De acuerdo con la actualización más reciente, Edouard alcanzó vientos máximos sostenidos de aproximadamente 85 kilómetros por hora y se desplazaba hacia el oeste-noroeste a cerca de 13 kilómetros por hora. El sistema podría acercarse a la intensidad de un huracán antes de ingresar a tierra.
El Centro Nacional de Huracanes explicó que, debido a su tamaño compacto, Edouard puede experimentar cambios rápidos de intensidad. Sin embargo, su reducido campo de circulación también limitaría las afectaciones más severas a una zona relativamente pequeña de la costa.

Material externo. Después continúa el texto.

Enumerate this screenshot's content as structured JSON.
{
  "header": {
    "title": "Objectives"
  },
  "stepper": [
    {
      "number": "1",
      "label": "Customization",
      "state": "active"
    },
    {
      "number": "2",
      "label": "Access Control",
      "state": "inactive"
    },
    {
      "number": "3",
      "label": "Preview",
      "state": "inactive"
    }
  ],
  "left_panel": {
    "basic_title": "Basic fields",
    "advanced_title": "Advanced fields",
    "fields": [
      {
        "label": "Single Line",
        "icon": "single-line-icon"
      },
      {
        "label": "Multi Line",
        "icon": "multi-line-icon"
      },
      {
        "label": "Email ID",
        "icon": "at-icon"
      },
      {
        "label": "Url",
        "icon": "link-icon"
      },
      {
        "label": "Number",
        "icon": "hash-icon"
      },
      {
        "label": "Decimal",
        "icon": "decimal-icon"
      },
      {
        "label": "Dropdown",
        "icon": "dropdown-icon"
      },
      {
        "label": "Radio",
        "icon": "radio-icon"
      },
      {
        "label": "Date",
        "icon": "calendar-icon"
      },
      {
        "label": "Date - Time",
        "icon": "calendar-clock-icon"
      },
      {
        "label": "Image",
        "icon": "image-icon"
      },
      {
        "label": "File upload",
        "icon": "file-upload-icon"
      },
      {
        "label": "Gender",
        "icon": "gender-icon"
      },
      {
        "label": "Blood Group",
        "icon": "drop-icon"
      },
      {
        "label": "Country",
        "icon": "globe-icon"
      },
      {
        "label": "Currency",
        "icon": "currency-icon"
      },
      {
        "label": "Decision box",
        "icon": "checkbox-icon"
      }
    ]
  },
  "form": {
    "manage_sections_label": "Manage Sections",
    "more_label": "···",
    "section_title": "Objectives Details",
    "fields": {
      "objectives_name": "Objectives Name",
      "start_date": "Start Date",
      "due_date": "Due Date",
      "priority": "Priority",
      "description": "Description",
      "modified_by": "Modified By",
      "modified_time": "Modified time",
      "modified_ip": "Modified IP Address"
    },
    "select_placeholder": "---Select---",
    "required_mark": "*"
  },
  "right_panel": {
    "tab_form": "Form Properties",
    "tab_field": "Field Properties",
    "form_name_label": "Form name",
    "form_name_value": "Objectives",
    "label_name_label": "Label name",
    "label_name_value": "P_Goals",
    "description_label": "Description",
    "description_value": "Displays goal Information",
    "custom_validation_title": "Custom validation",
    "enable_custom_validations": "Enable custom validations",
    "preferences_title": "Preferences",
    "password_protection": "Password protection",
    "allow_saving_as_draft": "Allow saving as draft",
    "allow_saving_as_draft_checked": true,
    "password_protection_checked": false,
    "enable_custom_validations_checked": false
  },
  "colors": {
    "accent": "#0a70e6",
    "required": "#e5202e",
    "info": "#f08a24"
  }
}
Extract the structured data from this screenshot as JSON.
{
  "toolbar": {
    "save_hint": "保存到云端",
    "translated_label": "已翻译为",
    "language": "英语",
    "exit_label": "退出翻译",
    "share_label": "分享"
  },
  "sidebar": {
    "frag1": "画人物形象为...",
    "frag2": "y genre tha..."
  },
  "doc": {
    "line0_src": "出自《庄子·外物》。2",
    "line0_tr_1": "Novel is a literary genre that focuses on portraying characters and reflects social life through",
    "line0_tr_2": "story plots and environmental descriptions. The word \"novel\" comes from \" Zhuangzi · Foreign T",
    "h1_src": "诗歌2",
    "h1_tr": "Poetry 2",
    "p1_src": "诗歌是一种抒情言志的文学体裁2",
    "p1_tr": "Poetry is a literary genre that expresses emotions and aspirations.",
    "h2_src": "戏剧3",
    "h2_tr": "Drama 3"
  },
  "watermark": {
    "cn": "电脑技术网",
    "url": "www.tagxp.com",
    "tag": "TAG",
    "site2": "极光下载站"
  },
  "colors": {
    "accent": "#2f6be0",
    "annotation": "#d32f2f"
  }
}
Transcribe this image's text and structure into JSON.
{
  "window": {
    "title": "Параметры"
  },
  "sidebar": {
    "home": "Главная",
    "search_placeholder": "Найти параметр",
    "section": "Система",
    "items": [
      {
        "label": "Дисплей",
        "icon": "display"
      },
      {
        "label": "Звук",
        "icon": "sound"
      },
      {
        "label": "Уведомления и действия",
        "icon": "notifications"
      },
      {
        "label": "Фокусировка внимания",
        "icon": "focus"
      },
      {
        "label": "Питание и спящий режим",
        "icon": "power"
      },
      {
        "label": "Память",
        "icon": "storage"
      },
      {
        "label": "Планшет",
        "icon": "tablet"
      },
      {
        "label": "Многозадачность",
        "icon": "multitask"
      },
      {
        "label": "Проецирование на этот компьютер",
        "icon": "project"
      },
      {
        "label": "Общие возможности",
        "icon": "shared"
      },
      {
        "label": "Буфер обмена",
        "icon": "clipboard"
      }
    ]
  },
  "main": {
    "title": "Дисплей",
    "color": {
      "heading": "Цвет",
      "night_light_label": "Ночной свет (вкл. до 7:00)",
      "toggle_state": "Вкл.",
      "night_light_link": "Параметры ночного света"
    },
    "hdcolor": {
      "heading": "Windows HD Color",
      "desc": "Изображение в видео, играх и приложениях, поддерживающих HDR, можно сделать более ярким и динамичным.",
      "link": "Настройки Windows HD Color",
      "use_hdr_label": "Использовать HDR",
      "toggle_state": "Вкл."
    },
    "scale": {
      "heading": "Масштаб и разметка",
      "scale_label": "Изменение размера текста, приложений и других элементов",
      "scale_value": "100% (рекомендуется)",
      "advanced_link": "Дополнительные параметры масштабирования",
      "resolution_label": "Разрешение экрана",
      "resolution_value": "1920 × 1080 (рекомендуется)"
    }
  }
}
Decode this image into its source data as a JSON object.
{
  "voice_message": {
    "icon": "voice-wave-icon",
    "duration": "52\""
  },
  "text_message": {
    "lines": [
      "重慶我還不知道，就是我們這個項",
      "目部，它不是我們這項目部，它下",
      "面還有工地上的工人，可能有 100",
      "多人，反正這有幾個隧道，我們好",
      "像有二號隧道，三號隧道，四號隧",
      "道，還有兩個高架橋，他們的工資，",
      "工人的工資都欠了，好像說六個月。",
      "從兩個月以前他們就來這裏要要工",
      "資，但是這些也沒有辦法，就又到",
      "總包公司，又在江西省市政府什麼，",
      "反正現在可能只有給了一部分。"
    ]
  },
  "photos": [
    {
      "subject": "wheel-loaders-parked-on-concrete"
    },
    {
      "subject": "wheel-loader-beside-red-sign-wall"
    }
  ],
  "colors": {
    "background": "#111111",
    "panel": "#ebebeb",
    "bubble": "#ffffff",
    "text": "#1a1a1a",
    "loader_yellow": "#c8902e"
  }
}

La principal amenaza será la lluvia intensa. Se pronostican acumulaciones de entre tres y seis pulgadas en partes de la costa superior de Texas, con cantidades aisladas de hasta nueve pulgadas. Estas condiciones podrían provocar inundaciones repentinas y el desbordamiento de algunos ríos.
Las bandas de lluvia ya comenzaron a extenderse sobre el suroeste de Luisiana y el sureste de Texas. Se espera que los vientos y las precipitaciones aumenten conforme el centro de la tormenta se aproxime a la costa.
Permanece vigente una advertencia de tormenta tropical desde Port Bolivar, Texas, hasta el límite entre las parroquias de Vermilion e Iberia, en Luisiana. También se mantiene una vigilancia de huracán desde High Island hasta Cameron, ante la posibilidad de un fortalecimiento adicional.
Las autoridades advirtieron sobre una marejada ciclónica peligrosa, especialmente en el área comprendida entre High Island y la frontera estatal, donde el nivel del agua podría elevarse entre tres y cinco pies en algunos puntos costeros.
El gobernador Greg Abbott activó el Centro Estatal de Operaciones y movilizó a más de mil 500 integrantes de diferentes corporaciones. También fueron desplegadas aeronaves, embarcaciones de rescate y vehículos especializados para circular en zonas inundadas.
Houston y otras localidades del sureste de Texas se encuentran dentro de una zona de riesgo por inundaciones. Las autoridades pidieron evitar caminos cubiertos por agua, respetar las barricadas y seguir únicamente los avisos oficiales, ya que la trayectoria y la intensidad pueden cambiar rápidamente.